I had all kinds of things going through my mind during the service. For starters, it brought back some memories of my own service. The only blog post I could find about it was this one from 2008 where I wrote about finding a journal entry (in my paper journal) from December of 1999. I recall feeling very awkward that day, and I was most proud of the fact that son Isaac and I played and sang together - he played bass and I played guitar. It may have been one of the first times we'd played together. I also remember having a lot of family there. One thing I will likely never forget, though, is that I included the following piece from Frederick Buechner's 'Alphabet of Grace' (p. 109) in the program:
The most crucial thing is always the thing that is not said. They are simply getting on with their lives, and it is not so simple. Maybe that is the most crucial thing.That always resonated with me for some reason, and still does. I'm not sure I can even explain it, but it's one of the most powerful pieces of writing I know.
"I hear you are entering the ministry," the woman said down the long table, meaning no real harm. "Was it your own idea or were you poorly advised?"
And the answer that she could not have heard even if I had given it was that it was not an idea at all, neither my own nor anyone else's. It was a lump in the throat. It was an itching in the feet. It was a stirring in the blood at the sound of rain. It was a sickening of the heart at the sight of misery. It was a clamoring of ghosts. It was a name which, when I wrote it out in a dream, I knew was a name worth dying for even if I was not brave enough to do the dying myself and could not even name the name for sure.
"Come unto me, all ye who labor and are heavy laden, and I will give you a high and driving peace..."
Anyway, this service went about as expected. There were the usual big wigs there, and plenty of friends and familiar faces.
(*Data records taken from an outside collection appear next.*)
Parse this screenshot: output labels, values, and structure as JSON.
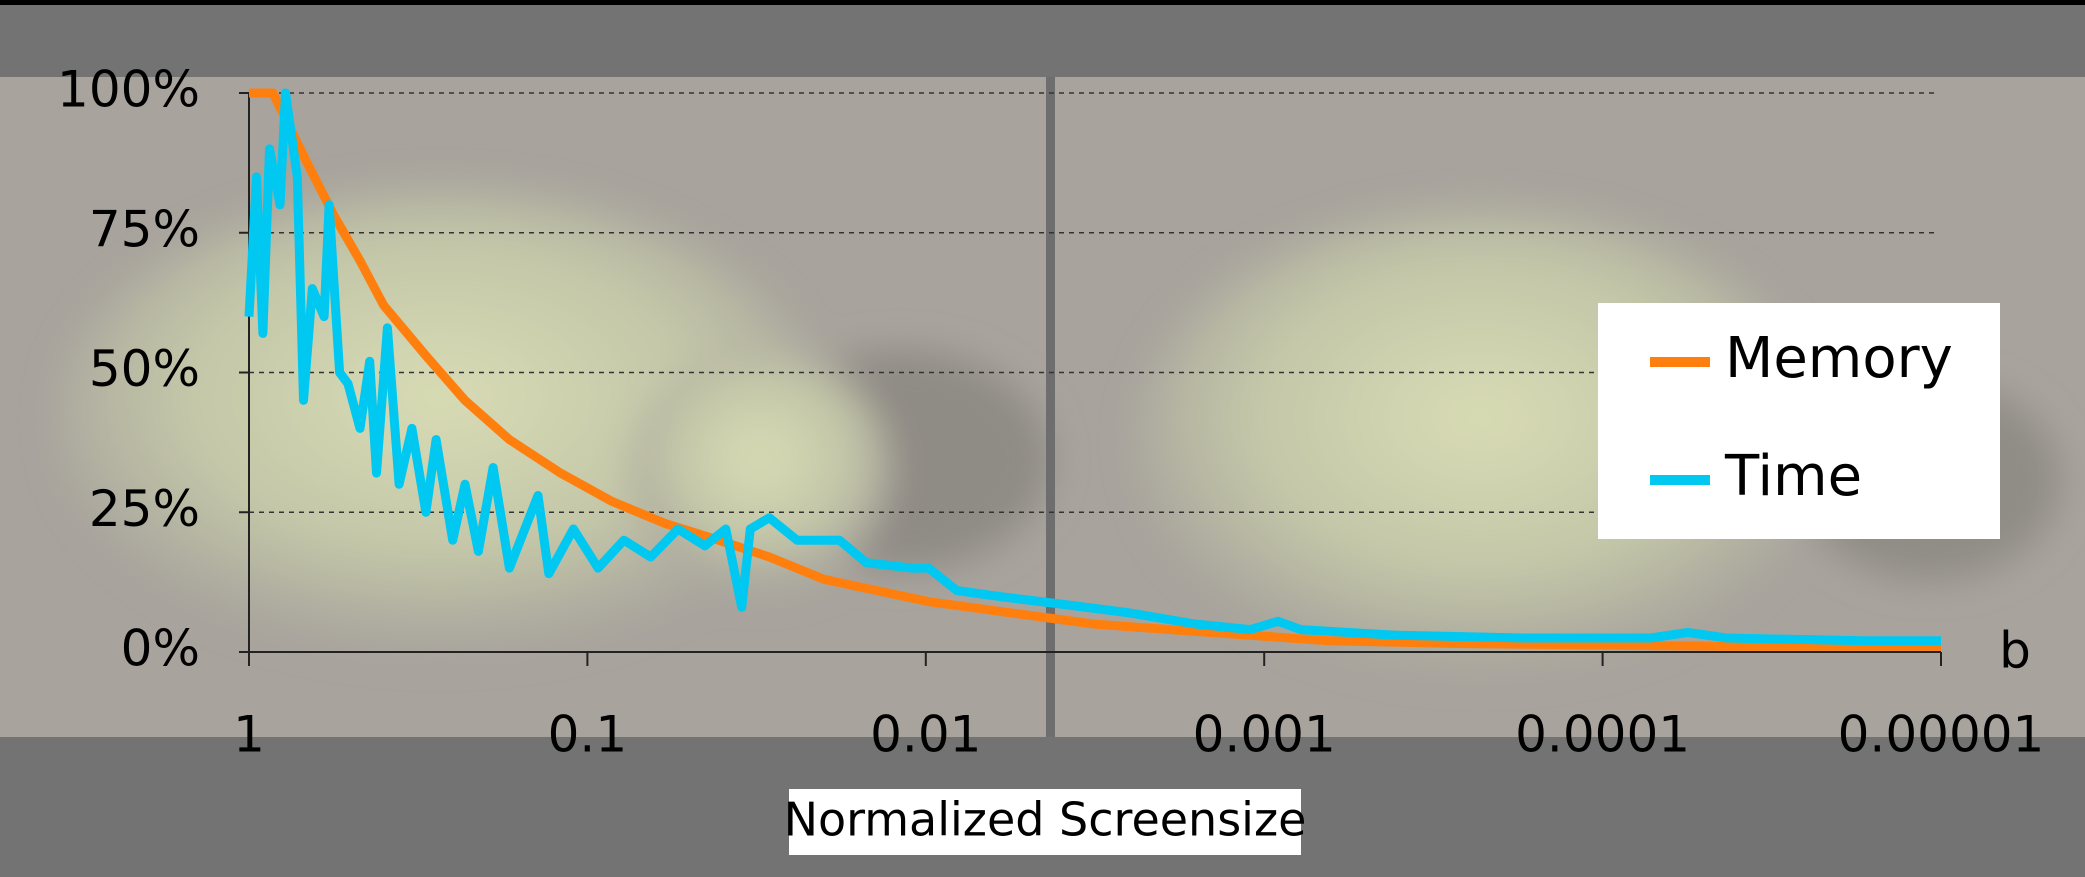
{
  "chart_data": {
    "type": "line",
    "xlabel": "Normalized Screensize",
    "axis_note": "b",
    "xscale": "log",
    "xlim": [
      1,
      1e-05
    ],
    "xticks": [
      1,
      0.1,
      0.01,
      0.001,
      0.0001,
      1e-05
    ],
    "ylim": [
      0,
      100
    ],
    "yticks": [
      {
        "value": 0,
        "label": "0%"
      },
      {
        "value": 25,
        "label": "25%"
      },
      {
        "value": 50,
        "label": "50%"
      },
      {
        "value": 75,
        "label": "75%"
      },
      {
        "value": 100,
        "label": "100%"
      }
    ],
    "grid": true,
    "legend": "right",
    "series": [
      {
        "name": "Memory",
        "color": "#ff7f0e",
        "x": [
          1,
          0.85,
          0.68,
          0.56,
          0.47,
          0.4,
          0.3,
          0.23,
          0.17,
          0.12,
          0.085,
          0.059,
          0.041,
          0.029,
          0.02,
          0.014,
          0.0098,
          0.0056,
          0.0032,
          0.0019,
          0.0011,
          0.00065,
          0.00026,
          4.3e-05,
          1e-05
        ],
        "values": [
          100,
          100,
          88,
          78,
          70,
          62,
          53,
          45,
          38,
          32,
          27,
          23,
          20,
          17,
          13,
          11,
          9,
          7,
          5,
          4,
          3,
          2,
          1.5,
          1,
          1
        ]
      },
      {
        "name": "Time",
        "color": "#00c8f0",
        "x": [
          1,
          0.95,
          0.91,
          0.87,
          0.81,
          0.78,
          0.72,
          0.69,
          0.65,
          0.6,
          0.58,
          0.54,
          0.51,
          0.47,
          0.44,
          0.42,
          0.39,
          0.36,
          0.33,
          0.3,
          0.28,
          0.25,
          0.23,
          0.21,
          0.19,
          0.17,
          0.14,
          0.13,
          0.11,
          0.093,
          0.078,
          0.065,
          0.054,
          0.045,
          0.039,
          0.035,
          0.033,
          0.029,
          0.024,
          0.018,
          0.015,
          0.011,
          0.0098,
          0.0081,
          0.0062,
          0.0039,
          0.0025,
          0.0016,
          0.0011,
          0.00091,
          0.00078,
          0.00041,
          0.00017,
          7.2e-05,
          5.6e-05,
          4.3e-05,
          1.7e-05,
          1e-05
        ],
        "values": [
          60,
          85,
          57,
          90,
          80,
          100,
          85,
          45,
          65,
          60,
          80,
          50,
          48,
          40,
          52,
          32,
          58,
          30,
          40,
          25,
          38,
          20,
          30,
          18,
          33,
          15,
          28,
          14,
          22,
          15,
          20,
          17,
          22,
          19,
          22,
          8,
          22,
          24,
          20,
          20,
          16,
          15,
          15,
          11,
          10,
          8.5,
          7,
          5,
          4,
          5.5,
          4,
          3,
          2.5,
          2.5,
          3.5,
          2.5,
          2,
          2
        ]
      }
    ]
  }
}
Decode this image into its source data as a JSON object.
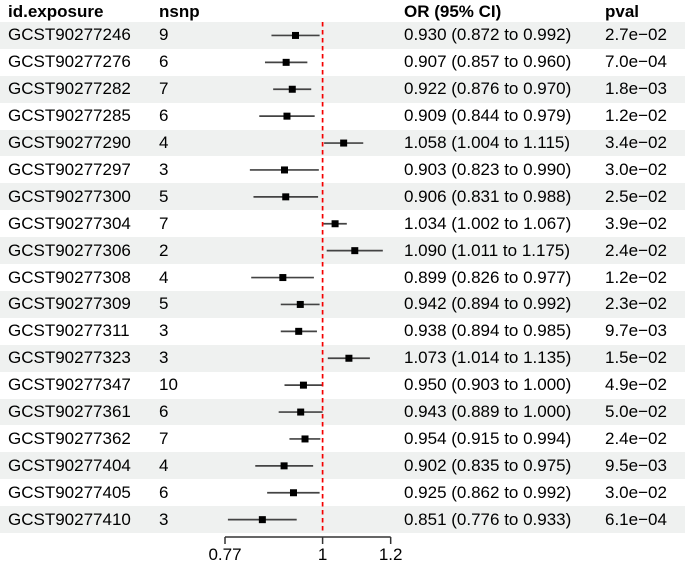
{
  "table": {
    "headers": {
      "id": "id.exposure",
      "nsnp": "nsnp",
      "or_ci": "OR (95% CI)",
      "pval": "pval"
    }
  },
  "chart_data": {
    "type": "forest",
    "title": "",
    "xlabel": "",
    "axis": {
      "scale": "log",
      "ticks": [
        0.77,
        1,
        1.2
      ],
      "tick_labels": [
        "0.77",
        "1",
        "1.2"
      ],
      "ref_line": 1,
      "xlim": [
        0.77,
        1.2
      ],
      "grid": false
    },
    "colors": {
      "ref_line": "#f40000",
      "ci_line": "#434343",
      "marker": "#000000",
      "stripe": "#eff1f0",
      "axis_line": "#333333"
    },
    "rows": [
      {
        "id": "GCST90277246",
        "nsnp": 9,
        "or": 0.93,
        "ci_low": 0.872,
        "ci_high": 0.992,
        "or_ci": "0.930 (0.872 to 0.992)",
        "pval": "2.7e−02"
      },
      {
        "id": "GCST90277276",
        "nsnp": 6,
        "or": 0.907,
        "ci_low": 0.857,
        "ci_high": 0.96,
        "or_ci": "0.907 (0.857 to 0.960)",
        "pval": "7.0e−04"
      },
      {
        "id": "GCST90277282",
        "nsnp": 7,
        "or": 0.922,
        "ci_low": 0.876,
        "ci_high": 0.97,
        "or_ci": "0.922 (0.876 to 0.970)",
        "pval": "1.8e−03"
      },
      {
        "id": "GCST90277285",
        "nsnp": 6,
        "or": 0.909,
        "ci_low": 0.844,
        "ci_high": 0.979,
        "or_ci": "0.909 (0.844 to 0.979)",
        "pval": "1.2e−02"
      },
      {
        "id": "GCST90277290",
        "nsnp": 4,
        "or": 1.058,
        "ci_low": 1.004,
        "ci_high": 1.115,
        "or_ci": "1.058 (1.004 to 1.115)",
        "pval": "3.4e−02"
      },
      {
        "id": "GCST90277297",
        "nsnp": 3,
        "or": 0.903,
        "ci_low": 0.823,
        "ci_high": 0.99,
        "or_ci": "0.903 (0.823 to 0.990)",
        "pval": "3.0e−02"
      },
      {
        "id": "GCST90277300",
        "nsnp": 5,
        "or": 0.906,
        "ci_low": 0.831,
        "ci_high": 0.988,
        "or_ci": "0.906 (0.831 to 0.988)",
        "pval": "2.5e−02"
      },
      {
        "id": "GCST90277304",
        "nsnp": 7,
        "or": 1.034,
        "ci_low": 1.002,
        "ci_high": 1.067,
        "or_ci": "1.034 (1.002 to 1.067)",
        "pval": "3.9e−02"
      },
      {
        "id": "GCST90277306",
        "nsnp": 2,
        "or": 1.09,
        "ci_low": 1.011,
        "ci_high": 1.175,
        "or_ci": "1.090 (1.011 to 1.175)",
        "pval": "2.4e−02"
      },
      {
        "id": "GCST90277308",
        "nsnp": 4,
        "or": 0.899,
        "ci_low": 0.826,
        "ci_high": 0.977,
        "or_ci": "0.899 (0.826 to 0.977)",
        "pval": "1.2e−02"
      },
      {
        "id": "GCST90277309",
        "nsnp": 5,
        "or": 0.942,
        "ci_low": 0.894,
        "ci_high": 0.992,
        "or_ci": "0.942 (0.894 to 0.992)",
        "pval": "2.3e−02"
      },
      {
        "id": "GCST90277311",
        "nsnp": 3,
        "or": 0.938,
        "ci_low": 0.894,
        "ci_high": 0.985,
        "or_ci": "0.938 (0.894 to 0.985)",
        "pval": "9.7e−03"
      },
      {
        "id": "GCST90277323",
        "nsnp": 3,
        "or": 1.073,
        "ci_low": 1.014,
        "ci_high": 1.135,
        "or_ci": "1.073 (1.014 to 1.135)",
        "pval": "1.5e−02"
      },
      {
        "id": "GCST90277347",
        "nsnp": 10,
        "or": 0.95,
        "ci_low": 0.903,
        "ci_high": 1.0,
        "or_ci": "0.950 (0.903 to 1.000)",
        "pval": "4.9e−02"
      },
      {
        "id": "GCST90277361",
        "nsnp": 6,
        "or": 0.943,
        "ci_low": 0.889,
        "ci_high": 1.0,
        "or_ci": "0.943 (0.889 to 1.000)",
        "pval": "5.0e−02"
      },
      {
        "id": "GCST90277362",
        "nsnp": 7,
        "or": 0.954,
        "ci_low": 0.915,
        "ci_high": 0.994,
        "or_ci": "0.954 (0.915 to 0.994)",
        "pval": "2.4e−02"
      },
      {
        "id": "GCST90277404",
        "nsnp": 4,
        "or": 0.902,
        "ci_low": 0.835,
        "ci_high": 0.975,
        "or_ci": "0.902 (0.835 to 0.975)",
        "pval": "9.5e−03"
      },
      {
        "id": "GCST90277405",
        "nsnp": 6,
        "or": 0.925,
        "ci_low": 0.862,
        "ci_high": 0.992,
        "or_ci": "0.925 (0.862 to 0.992)",
        "pval": "3.0e−02"
      },
      {
        "id": "GCST90277410",
        "nsnp": 3,
        "or": 0.851,
        "ci_low": 0.776,
        "ci_high": 0.933,
        "or_ci": "0.851 (0.776 to 0.933)",
        "pval": "6.1e−04"
      }
    ]
  }
}
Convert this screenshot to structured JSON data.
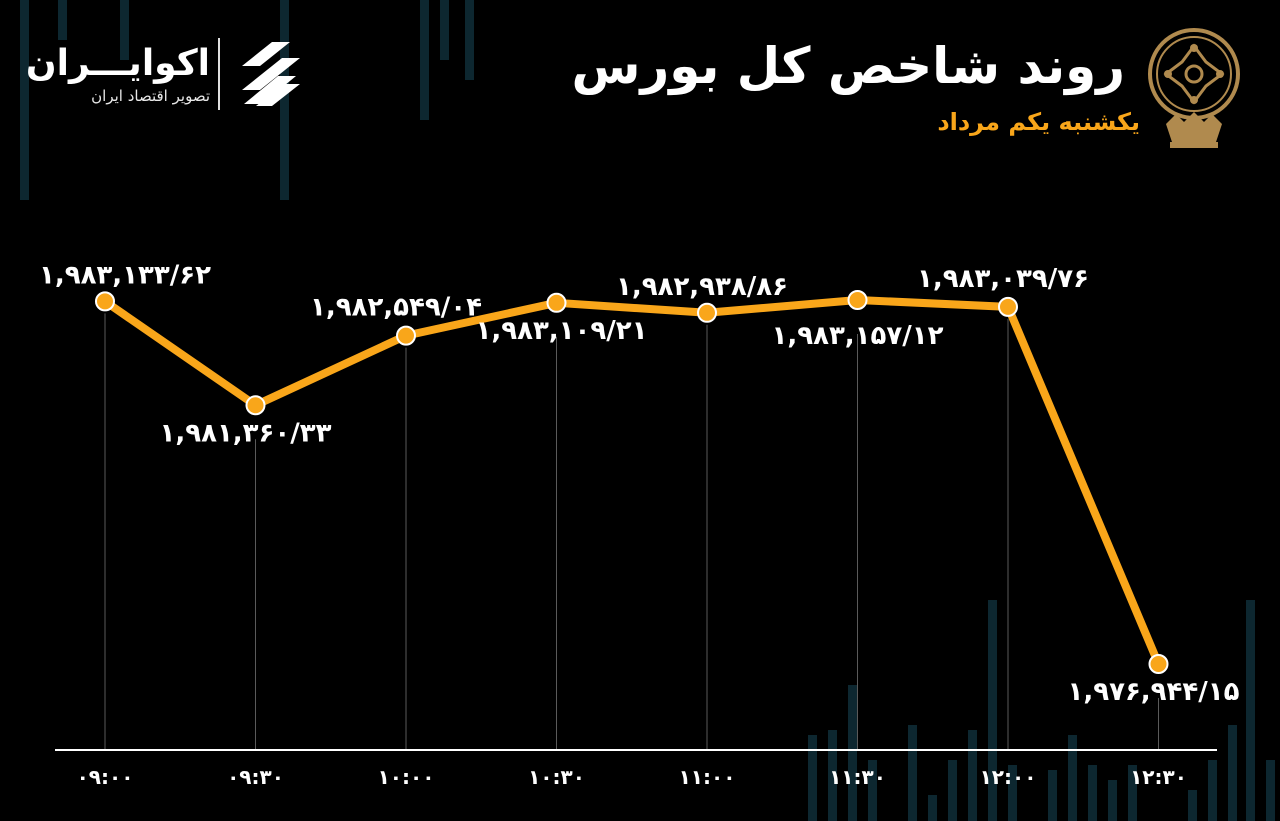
{
  "brand": {
    "name": "اکوایـــران",
    "tagline": "تصویر اقتصاد ایران"
  },
  "header": {
    "title": "روند شاخص کل بورس",
    "subtitle": "یکشنبه یکم مرداد"
  },
  "colors": {
    "background": "#000000",
    "line": "#f9a61a",
    "text": "#ffffff",
    "accent": "#f9a61a",
    "emblem": "#b08a4e",
    "background_bars": "#0d2730"
  },
  "chart_data": {
    "type": "line",
    "categories": [
      "۰۹:۰۰",
      "۰۹:۳۰",
      "۱۰:۰۰",
      "۱۰:۳۰",
      "۱۱:۰۰",
      "۱۱:۳۰",
      "۱۲:۰۰",
      "۱۲:۳۰"
    ],
    "values": [
      1983133.62,
      1981360.33,
      1982549.04,
      1983109.21,
      1982938.86,
      1983157.12,
      1983039.76,
      1976944.15
    ],
    "data_labels": [
      "۱,۹۸۳,۱۳۳/۶۲",
      "۱,۹۸۱,۳۶۰/۳۳",
      "۱,۹۸۲,۵۴۹/۰۴",
      "۱,۹۸۳,۱۰۹/۲۱",
      "۱,۹۸۲,۹۳۸/۸۶",
      "۱,۹۸۳,۱۵۷/۱۲",
      "۱,۹۸۳,۰۳۹/۷۶",
      "۱,۹۷۶,۹۴۴/۱۵"
    ],
    "label_positions": [
      "above",
      "below",
      "above",
      "below",
      "above",
      "below",
      "above",
      "below"
    ],
    "title": "روند شاخص کل بورس",
    "xlabel": "",
    "ylabel": "",
    "grid": false,
    "legend": "none",
    "markers": true
  }
}
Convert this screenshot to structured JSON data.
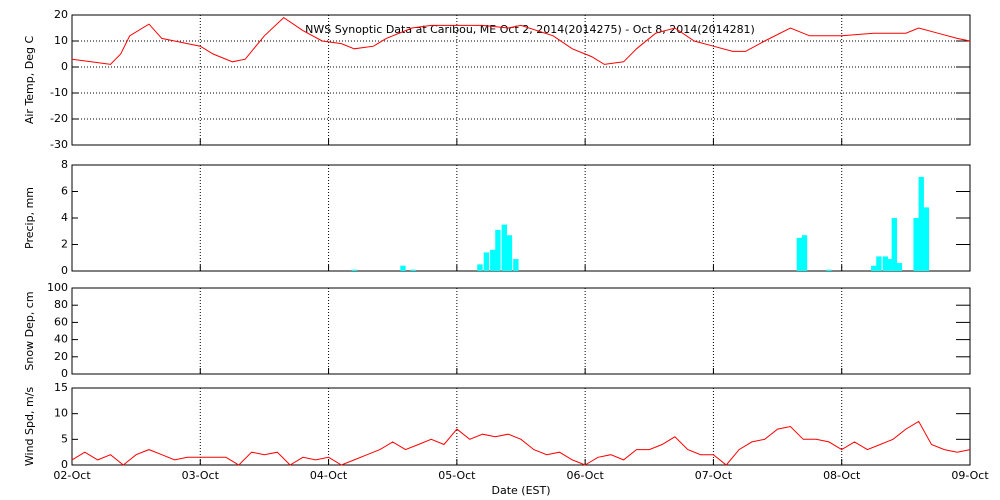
{
  "chart_data": [
    {
      "type": "line",
      "title": "NWS Synoptic Data at Caribou, ME   Oct  2, 2014(2014275) - Oct  8, 2014(2014281)",
      "y_label": "Air Temp, Deg C",
      "color": "#ff0000",
      "xlim": [
        0,
        7
      ],
      "xticks": [
        0,
        1,
        2,
        3,
        4,
        5,
        6,
        7
      ],
      "xgrid": true,
      "ylim": [
        -30,
        20
      ],
      "yticks": [
        -30,
        -20,
        -10,
        0,
        10,
        20
      ],
      "ygrid": true,
      "x": [
        0,
        0.15,
        0.3,
        0.38,
        0.45,
        0.6,
        0.7,
        0.8,
        1.0,
        1.1,
        1.25,
        1.35,
        1.5,
        1.65,
        1.8,
        1.95,
        2.1,
        2.2,
        2.35,
        2.45,
        2.65,
        2.8,
        3.0,
        3.2,
        3.4,
        3.5,
        3.75,
        3.9,
        4.05,
        4.15,
        4.3,
        4.4,
        4.55,
        4.7,
        4.85,
        5.0,
        5.15,
        5.25,
        5.4,
        5.6,
        5.75,
        6.0,
        6.25,
        6.5,
        6.6,
        6.75,
        6.9,
        7.0
      ],
      "values": [
        3,
        2,
        1,
        5,
        12,
        16.5,
        11,
        10,
        8,
        5,
        2,
        3,
        12,
        19,
        14,
        10,
        9,
        7,
        8,
        11,
        15,
        16,
        16,
        16,
        15,
        16,
        12,
        7,
        4,
        1,
        2,
        7,
        13,
        15,
        10,
        8,
        6,
        6,
        10,
        15,
        12,
        12,
        13,
        13,
        15,
        13,
        11,
        10
      ]
    },
    {
      "type": "bar",
      "y_label": "Precip, mm",
      "color": "#00ffff",
      "xlim": [
        0,
        7
      ],
      "xticks": [
        0,
        1,
        2,
        3,
        4,
        5,
        6,
        7
      ],
      "xgrid": true,
      "ylim": [
        0,
        8
      ],
      "yticks": [
        0,
        2,
        4,
        6,
        8
      ],
      "x": [
        2.2,
        2.58,
        2.66,
        3.18,
        3.23,
        3.28,
        3.32,
        3.37,
        3.41,
        3.46,
        5.67,
        5.71,
        5.9,
        6.25,
        6.29,
        6.34,
        6.37,
        6.41,
        6.45,
        6.58,
        6.62,
        6.66
      ],
      "values": [
        0.1,
        0.4,
        0.1,
        0.5,
        1.4,
        1.6,
        3.1,
        3.5,
        2.7,
        0.9,
        2.5,
        2.7,
        0.1,
        0.4,
        1.1,
        1.1,
        0.9,
        4.0,
        0.6,
        4.0,
        7.1,
        4.8
      ]
    },
    {
      "type": "line",
      "y_label": "Snow Dep, cm",
      "xlim": [
        0,
        7
      ],
      "xticks": [
        0,
        1,
        2,
        3,
        4,
        5,
        6,
        7
      ],
      "xgrid": true,
      "ylim": [
        0,
        100
      ],
      "yticks": [
        0,
        20,
        40,
        60,
        80,
        100
      ]
    },
    {
      "type": "line",
      "y_label": "Wind Spd, m/s",
      "x_label": "Date (EST)",
      "color": "#ff0000",
      "xlim": [
        0,
        7
      ],
      "xticks": [
        {
          "value": 0,
          "label": "02-Oct"
        },
        {
          "value": 1,
          "label": "03-Oct"
        },
        {
          "value": 2,
          "label": "04-Oct"
        },
        {
          "value": 3,
          "label": "05-Oct"
        },
        {
          "value": 4,
          "label": "06-Oct"
        },
        {
          "value": 5,
          "label": "07-Oct"
        },
        {
          "value": 6,
          "label": "08-Oct"
        },
        {
          "value": 7,
          "label": "09-Oct"
        }
      ],
      "xgrid": true,
      "ylim": [
        0,
        15
      ],
      "yticks": [
        0,
        5,
        10,
        15
      ],
      "x": [
        0,
        0.1,
        0.2,
        0.3,
        0.4,
        0.5,
        0.6,
        0.7,
        0.8,
        0.9,
        1.0,
        1.2,
        1.3,
        1.4,
        1.5,
        1.6,
        1.7,
        1.8,
        1.9,
        2.0,
        2.1,
        2.2,
        2.3,
        2.4,
        2.5,
        2.6,
        2.7,
        2.8,
        2.9,
        3.0,
        3.1,
        3.2,
        3.3,
        3.4,
        3.5,
        3.6,
        3.7,
        3.8,
        3.9,
        4.0,
        4.1,
        4.2,
        4.3,
        4.4,
        4.5,
        4.6,
        4.7,
        4.8,
        4.9,
        5.0,
        5.1,
        5.2,
        5.3,
        5.4,
        5.5,
        5.6,
        5.7,
        5.8,
        5.9,
        6.0,
        6.1,
        6.2,
        6.3,
        6.4,
        6.5,
        6.6,
        6.7,
        6.8,
        6.9,
        7.0
      ],
      "values": [
        1,
        2.5,
        1,
        2,
        0,
        2,
        3,
        2,
        1,
        1.5,
        1.5,
        1.5,
        0,
        2.5,
        2,
        2.5,
        0,
        1.5,
        1,
        1.5,
        0,
        1,
        2,
        3,
        4.5,
        3,
        4,
        5,
        4,
        7,
        5,
        6,
        5.5,
        6,
        5,
        3,
        2,
        2.5,
        1,
        0,
        1.5,
        2,
        1,
        3,
        3,
        4,
        5.5,
        3,
        2,
        2,
        0,
        3,
        4.5,
        5,
        7,
        7.5,
        5,
        5,
        4.5,
        3,
        4.5,
        3,
        4,
        5,
        7,
        8.5,
        4,
        3,
        2.5,
        3
      ]
    }
  ]
}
We had the pleasure of visiting with several pastors we hadn't seen in a long time too.
The person being ordained was one of the pastors I have breakfast with each week, and he was nice enough to include the other two of us in the service. I thought it interesting that Tom opened with a pretty splendid prayer that really covered well the whole concept of being ordained and the level of service and sacrifice that goes with it. However, the person who shared the message still seemed to cast it pretty heavily as an 'achievement.' Not that it was bad, but it's just interesting how different people view different things.
Overall it was a good time and I was happy for the newly ordained pastor.